An other common mistake you did not talk about is one done in many meta-analyses: one aggregates the data of several studies without checking if the data are logically independent.
I’m not as versed in mistakes of meta-analysis yet, but I’m working on it ! Once I compile enough meta-analysis misuses I will add them to the post. Here is one that’s pretty interesting :
https://crystalprisonzone.blogspot.com/2016/07/the-failure-of-fail-safe-n.html
Many studies still use fail-safe N to account for publication bias when it has been shown to be invalid. If you see a study that uses it you can act as if they did not account for publication bias at all.
As someone who wants to do systematic review (meta-analysis with a certain rigidly prescribed structure), I will love to hear about the mistakes to watch out for!
One surprisingly good sanity check I’ve found is to do up a quick Monte Carlo sim in e.g. Python.
As someone who uses statistics, but who is not a statistician, it’s caught an astounding number of subtle issues.
I’m starting to realize that as well. It can give you the intuition without having to memorize theorems. I think I’m going to start using simulations a lot more.
I find it’s more helpful as a tool to catch wrong intuitions than as a crutch for missing intuition, personally. If you made a mistake with your simulation and you had the wrong intuition (or right intuition), you know something is up (unless the mistake happened to line up with a wrong intuition, at least). If you made a mistake with your simulation and you had no intuition, you’re off in the weeds.
Some general pieces of advice, from someone who does a surprising number of quick simulations for sanity-checking:
Try to introduce small amounts of correlation in everything. In actuality, everything[1] is correlated to some degree. Most of the time this does not matter. Every once in a while, it makes a huge difference.

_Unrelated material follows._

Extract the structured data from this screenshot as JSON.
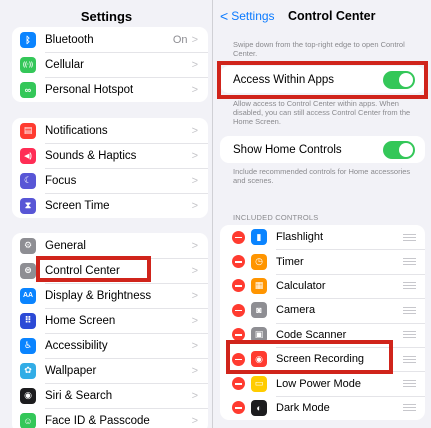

Try to introduce small amounts of noise into everything. In actuality, everything[2] has noise to some degree. Most of the time this does not matter. Every once in a while, it makes a huge difference.
Beware biased RNGs. Both the obvious and the not so obvious. Most of the time this does not matter. Every once in a while, it makes a huge difference.
Beware floating-point numbers in general. You can write something quickly using floats. You can write something safely using floats. Have fun doing both at once.
Corollary: if you can avoid division (or rewrite to avoid division), use integers instead of floats. Especially if you’re in a language with native bigints.
Rerunning with two different floating-point precisions (e.g. Decimal’s getcontext().prec) can be a decent sanity check, although it’s not a panacea[3].
Beware encoding the same assumptions into your simulation as you did in your intuition.
R… I can’t really say.
Python is decent. Python is also slow.
numpy is faster if you’re doing block operations. If you can (and know how to) restructure your code to take advantage of this, numpy can be quick. If you don’t, numpy can be even slower than standard Python.
PyPy can offer a significant performance boost for Monte-carlo style ‘do this thing a billion times’ code. That being said, PyPy has disadvantages too.
Or close enough. P(neutrino hitting A | B) != P(neutrino hitting A | ~B) for pretty much any[4] A and B.
Thermal noise being the most obvious example.
See e.g. the Tent map at m=2, where any finite binary precision will eventually fold to zero.
Obvious exception for events that are not within each others lightcones—though even in that case there’s often some event that’s in the causal chain of A or B that has the same correlation.